After Reaching a Particular Age, The Risk of Dying Plateaus

after reaching a particular age the risk of dying plateaus

Our risk of dying stops increasing after we attain a particular age as shown by a study published in Science.[1] This has opened up a new debate in the scientific world and scientists are cautioning the people about putting too much hope on science and technology to defy the aging process.

Demographers took a look on at the data collected from nearly 4000 Italians who were above the age of 105 years and it was noticed that with each passing year, there was no further increase in the risk of their dying. When put in other words, the risk of death plateaus after reaching a particular age.

Ken Wachter, a professor at the University of California states that among people in the extreme age group, the death rate is decreasing. This implies that we are not coming to a limit when it comes to limiting a lifespan.

A study was done in 2016 that examined the global demographic idea and concluded that 115 years in the upper age limit for humans, with only a few outliers surpassing this barrier.


It was in accordance with the Darwinian school of thought according to which those who are not fit in the Darwinian sense did not get to enjoy extreme old age. Others, who have passed the difficult test of time and proved their mettle as a hard rock are less likely to die with each passing year. It was found that death rate continued to decrease when a person reached 80 years of age and after 105, the death rate actually plateaus.

Those people who survive up to extreme old age like up to 110 years are not more likely to die as compared to a person who is a few years younger. The idea behind this postulation is that people who are genetically robust are more likely to live for indefinite amounts of time, provided the technological advances allow it.

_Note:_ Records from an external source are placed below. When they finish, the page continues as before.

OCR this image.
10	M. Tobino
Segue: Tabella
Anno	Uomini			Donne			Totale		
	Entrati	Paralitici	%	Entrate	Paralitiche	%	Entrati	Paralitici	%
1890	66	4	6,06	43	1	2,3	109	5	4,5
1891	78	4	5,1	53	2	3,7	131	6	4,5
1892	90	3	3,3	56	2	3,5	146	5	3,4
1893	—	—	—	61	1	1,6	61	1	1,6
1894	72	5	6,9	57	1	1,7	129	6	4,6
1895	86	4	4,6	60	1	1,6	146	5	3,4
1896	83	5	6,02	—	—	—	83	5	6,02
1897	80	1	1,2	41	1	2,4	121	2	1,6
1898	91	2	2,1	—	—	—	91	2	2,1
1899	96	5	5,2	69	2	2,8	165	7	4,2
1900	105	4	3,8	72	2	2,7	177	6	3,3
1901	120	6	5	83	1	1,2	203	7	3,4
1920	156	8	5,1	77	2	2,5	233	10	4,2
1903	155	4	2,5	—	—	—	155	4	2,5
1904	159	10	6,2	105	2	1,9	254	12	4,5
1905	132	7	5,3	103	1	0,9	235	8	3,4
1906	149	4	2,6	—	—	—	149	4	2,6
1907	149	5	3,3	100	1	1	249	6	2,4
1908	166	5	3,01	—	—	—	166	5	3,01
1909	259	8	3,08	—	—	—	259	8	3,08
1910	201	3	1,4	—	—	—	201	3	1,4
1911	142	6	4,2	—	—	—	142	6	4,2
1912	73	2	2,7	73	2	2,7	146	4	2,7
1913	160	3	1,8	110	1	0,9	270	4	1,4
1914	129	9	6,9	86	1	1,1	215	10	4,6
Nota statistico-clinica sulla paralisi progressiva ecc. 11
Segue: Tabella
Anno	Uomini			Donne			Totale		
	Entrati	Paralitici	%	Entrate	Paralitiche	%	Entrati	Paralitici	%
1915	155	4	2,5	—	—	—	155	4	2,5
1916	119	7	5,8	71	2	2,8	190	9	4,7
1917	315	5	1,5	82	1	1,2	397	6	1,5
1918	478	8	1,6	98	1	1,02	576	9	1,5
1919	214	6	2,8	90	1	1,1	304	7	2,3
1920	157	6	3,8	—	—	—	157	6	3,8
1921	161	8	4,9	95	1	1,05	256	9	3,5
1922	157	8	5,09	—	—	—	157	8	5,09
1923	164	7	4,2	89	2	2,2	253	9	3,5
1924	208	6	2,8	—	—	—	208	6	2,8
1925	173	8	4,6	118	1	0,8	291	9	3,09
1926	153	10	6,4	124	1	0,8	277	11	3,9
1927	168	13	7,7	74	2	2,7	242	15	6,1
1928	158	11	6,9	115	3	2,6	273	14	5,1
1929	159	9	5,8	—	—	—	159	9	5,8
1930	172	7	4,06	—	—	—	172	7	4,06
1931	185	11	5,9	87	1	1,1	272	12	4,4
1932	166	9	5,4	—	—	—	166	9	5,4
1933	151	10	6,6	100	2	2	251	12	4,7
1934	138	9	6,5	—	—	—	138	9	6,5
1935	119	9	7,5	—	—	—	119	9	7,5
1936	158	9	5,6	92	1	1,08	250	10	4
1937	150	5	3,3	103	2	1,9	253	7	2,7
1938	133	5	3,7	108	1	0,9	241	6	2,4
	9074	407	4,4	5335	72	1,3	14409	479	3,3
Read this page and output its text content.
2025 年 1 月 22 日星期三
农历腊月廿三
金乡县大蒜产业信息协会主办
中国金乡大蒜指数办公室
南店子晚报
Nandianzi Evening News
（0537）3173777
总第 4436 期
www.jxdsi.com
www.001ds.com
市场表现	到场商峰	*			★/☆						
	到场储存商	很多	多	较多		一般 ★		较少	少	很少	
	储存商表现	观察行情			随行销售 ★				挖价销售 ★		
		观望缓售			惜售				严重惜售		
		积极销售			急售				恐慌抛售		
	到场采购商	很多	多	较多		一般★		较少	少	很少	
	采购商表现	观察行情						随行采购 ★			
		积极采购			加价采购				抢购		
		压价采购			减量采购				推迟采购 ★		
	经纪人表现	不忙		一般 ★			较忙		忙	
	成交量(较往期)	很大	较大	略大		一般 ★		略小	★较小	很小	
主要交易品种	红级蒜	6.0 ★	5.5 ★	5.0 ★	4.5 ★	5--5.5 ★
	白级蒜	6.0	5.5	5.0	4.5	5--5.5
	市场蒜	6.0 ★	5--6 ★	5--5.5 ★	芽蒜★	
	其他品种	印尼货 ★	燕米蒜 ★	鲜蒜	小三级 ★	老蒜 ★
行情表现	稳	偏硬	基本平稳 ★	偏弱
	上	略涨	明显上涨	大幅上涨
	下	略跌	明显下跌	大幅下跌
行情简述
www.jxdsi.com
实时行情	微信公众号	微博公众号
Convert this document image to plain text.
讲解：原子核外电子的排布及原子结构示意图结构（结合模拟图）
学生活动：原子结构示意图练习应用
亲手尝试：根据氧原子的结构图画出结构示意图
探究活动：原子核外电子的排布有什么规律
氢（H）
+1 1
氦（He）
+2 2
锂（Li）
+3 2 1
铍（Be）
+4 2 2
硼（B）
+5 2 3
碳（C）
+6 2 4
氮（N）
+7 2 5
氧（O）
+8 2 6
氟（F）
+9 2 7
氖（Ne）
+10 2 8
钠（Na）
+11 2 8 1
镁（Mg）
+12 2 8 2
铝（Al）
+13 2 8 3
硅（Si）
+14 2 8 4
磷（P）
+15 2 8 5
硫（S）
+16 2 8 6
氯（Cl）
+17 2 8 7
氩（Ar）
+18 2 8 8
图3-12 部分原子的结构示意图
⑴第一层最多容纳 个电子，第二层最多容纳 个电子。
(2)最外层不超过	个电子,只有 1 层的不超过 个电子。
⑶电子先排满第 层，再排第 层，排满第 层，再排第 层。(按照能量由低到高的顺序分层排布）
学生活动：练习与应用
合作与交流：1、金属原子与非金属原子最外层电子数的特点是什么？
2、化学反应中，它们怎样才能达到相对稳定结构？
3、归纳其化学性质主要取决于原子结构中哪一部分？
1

However, the study sheds little light on the less familiar concept of mortality plateaus. Also, the study displayed the trends of aging but did not explain the reason why some people lived up to that ripe old age while others do not. Scientists believe that the reasons for it are rooted deep into the concepts of biology and is so far elusive.

One faction of the scientific community puts a full stop on the age of humans at 115 years.
A report published in the Nature [2] stated that the maximum reported age of death was seen in the mid-1990s and then took a plateaued approach.

This suggested that in spite all the technological advances, the age could not be exceeded beyond 115. in order to push this maximum age further into the hundred scientists will have to come up with interventions that will tackle aging on several fronts which is not possible with the technology that we have today.

Scientists think that if a person is lucky, is born with good genes and is able to avoid diseases, he will have better chances of living a little longer than his peers. This is what is known as ‘Selection’ as per the Darwinian school of thought. However, this does not mean that since the risk of death plateaus, a person will continue to live forever and ever. They will still be very close to death.

Wachter does not believe that one day humans will be able to make some magic drug or substance or a silver bullet that will have a major impact on the whole process of aging. He says that the biggest concern at the moment is getting to know the interaction between genes and its effect on behavior along with the toxins, environmental affect and medicines in order to tune the life course for improving the lifespan.

Over the last millennia, people have been extending their lifespan, with the biggest leaps been made in the century that just passed by. However, our genes are mostly from to caveman times and therefore shows that the way in which human body has been put together is extremely permissive. The trends that are being observed today is like observing evolution taking place, in very small-time frames.